O perdão não significa perdoar e esquecer,"" diz M

Antes de começar sua pesquisa, aprenda sobre a “Regra Funeral”, que é aplicada pela Federal Trade Commission. O hospital pode ter brochuras disponíveis cobrindo esta regra e seus direitos, ou você pode encontrar informações sobre isso online no FTC. site do gov. Esta regra protege seus direitos como consumidor que está enlutado e com falta de tempo. Se você conhece os desejos do falecido, como preferência por cremação ou sepultamento, isso ajudará a restringir a lista de funerárias. Por exemplo, se seu ente querido preferiu ser cremado e quis que suas cinzas fossem espalhadas no mar, você não precisará de uma funerária com serviço completo. Da mesma forma, se seu ente querido comprou um cemitério e pré-agendou seu funeral, você precisará encontrar os documentos relacionados e entrar em contato com a funerária ou necrotério por meio do qual esses arranjos foram feitos.
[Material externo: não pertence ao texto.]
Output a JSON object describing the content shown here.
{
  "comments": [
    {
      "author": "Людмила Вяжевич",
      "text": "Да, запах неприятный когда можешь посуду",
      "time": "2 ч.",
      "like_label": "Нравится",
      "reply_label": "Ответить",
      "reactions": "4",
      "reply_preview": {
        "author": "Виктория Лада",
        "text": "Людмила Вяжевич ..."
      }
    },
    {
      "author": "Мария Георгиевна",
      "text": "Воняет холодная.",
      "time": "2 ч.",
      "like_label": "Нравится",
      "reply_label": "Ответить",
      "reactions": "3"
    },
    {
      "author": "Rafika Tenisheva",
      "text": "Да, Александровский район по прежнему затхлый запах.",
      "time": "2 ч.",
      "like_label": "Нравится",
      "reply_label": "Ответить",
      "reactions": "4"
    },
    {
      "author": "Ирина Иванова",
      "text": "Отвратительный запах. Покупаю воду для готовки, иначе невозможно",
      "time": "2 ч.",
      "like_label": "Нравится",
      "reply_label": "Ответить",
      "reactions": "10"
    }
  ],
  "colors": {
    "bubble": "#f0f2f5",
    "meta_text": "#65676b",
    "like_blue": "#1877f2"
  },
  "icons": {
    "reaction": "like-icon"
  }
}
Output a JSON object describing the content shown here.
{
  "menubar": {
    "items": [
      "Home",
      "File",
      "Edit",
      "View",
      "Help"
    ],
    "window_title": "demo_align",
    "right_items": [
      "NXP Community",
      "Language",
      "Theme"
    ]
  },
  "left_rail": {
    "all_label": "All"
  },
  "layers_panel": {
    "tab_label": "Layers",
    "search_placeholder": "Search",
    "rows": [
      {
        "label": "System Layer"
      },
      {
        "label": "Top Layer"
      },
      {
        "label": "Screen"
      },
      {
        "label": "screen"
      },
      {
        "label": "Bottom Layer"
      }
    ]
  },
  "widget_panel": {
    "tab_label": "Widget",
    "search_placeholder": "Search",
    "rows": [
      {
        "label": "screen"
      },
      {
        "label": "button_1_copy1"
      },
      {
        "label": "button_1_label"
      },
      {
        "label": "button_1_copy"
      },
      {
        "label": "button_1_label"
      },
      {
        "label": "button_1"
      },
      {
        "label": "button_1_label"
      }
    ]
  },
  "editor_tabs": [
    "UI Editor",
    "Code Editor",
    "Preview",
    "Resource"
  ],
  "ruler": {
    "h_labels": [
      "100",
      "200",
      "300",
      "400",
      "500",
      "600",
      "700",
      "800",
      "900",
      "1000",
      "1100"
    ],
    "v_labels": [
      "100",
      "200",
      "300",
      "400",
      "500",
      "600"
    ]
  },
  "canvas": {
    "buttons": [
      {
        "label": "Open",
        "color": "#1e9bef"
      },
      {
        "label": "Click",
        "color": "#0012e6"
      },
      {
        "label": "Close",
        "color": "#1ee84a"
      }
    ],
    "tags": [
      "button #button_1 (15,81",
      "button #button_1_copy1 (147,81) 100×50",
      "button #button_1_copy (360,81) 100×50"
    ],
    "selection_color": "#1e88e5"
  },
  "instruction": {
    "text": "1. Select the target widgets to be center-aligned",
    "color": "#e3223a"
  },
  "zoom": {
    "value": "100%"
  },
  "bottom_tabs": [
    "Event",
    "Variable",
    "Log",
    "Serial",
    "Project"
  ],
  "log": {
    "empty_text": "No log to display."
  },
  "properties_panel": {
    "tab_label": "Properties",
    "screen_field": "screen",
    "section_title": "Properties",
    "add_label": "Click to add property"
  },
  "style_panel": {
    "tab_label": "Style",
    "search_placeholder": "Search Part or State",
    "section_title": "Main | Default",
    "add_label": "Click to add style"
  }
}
Quando for à casa funerária, leve um bom amigo, líder espiritual ou colega de trabalho que tenha senso para os negócios e não esteja tão aflito quanto você. Você não apenas terá apoio, mas também alguém com seus melhores interesses estará lá para ajudá-lo a tomar decisões. Outras tarefas Outra preocupação ao lidar com uma morte inesperada é conseguir apoio. Se o falecido tiver filhos pequenos, pode ser necessário providenciar cuidados infantis. Se o falecido tinha animais de estimação, alguém pode precisar cuidar deles por um curto período. Ao lidar com uma morte inesperada, ajuda a reunir sua família e delegar tarefas. Todos querem ajudar, mas muitas vezes não sabem o que fazer. Dê-lhes tarefas específicas, como escrever o obituário e publicá-lo no jornal ou controlar as despesas do funeral. À medida que mais pessoas descobrem sobre a morte inesperada, o telefone começa a tocar. Se possível, peça a outra pessoa para atender as chamadas em seu nome e anotar mensagens. Considere usar a função de encaminhamento de chamadas do seu telefone residencial e encaminhar todas as chamadas para essa pessoa designada. Essa pessoa pode filtrar as ligações, responder perguntas e avisar se você precisa ligar de volta para alguém. Sua campainha também tocará com entregas de flores, vizinhos prestativos entregando refeições preparadas e outros visitantes. Designe outra pessoa além de você para atender a porta. Caso contrário, entre os telefonemas e as entregas, você ficará exausto e não terá tempo para organizar o funeral ou reservar um tempo para si mesmo.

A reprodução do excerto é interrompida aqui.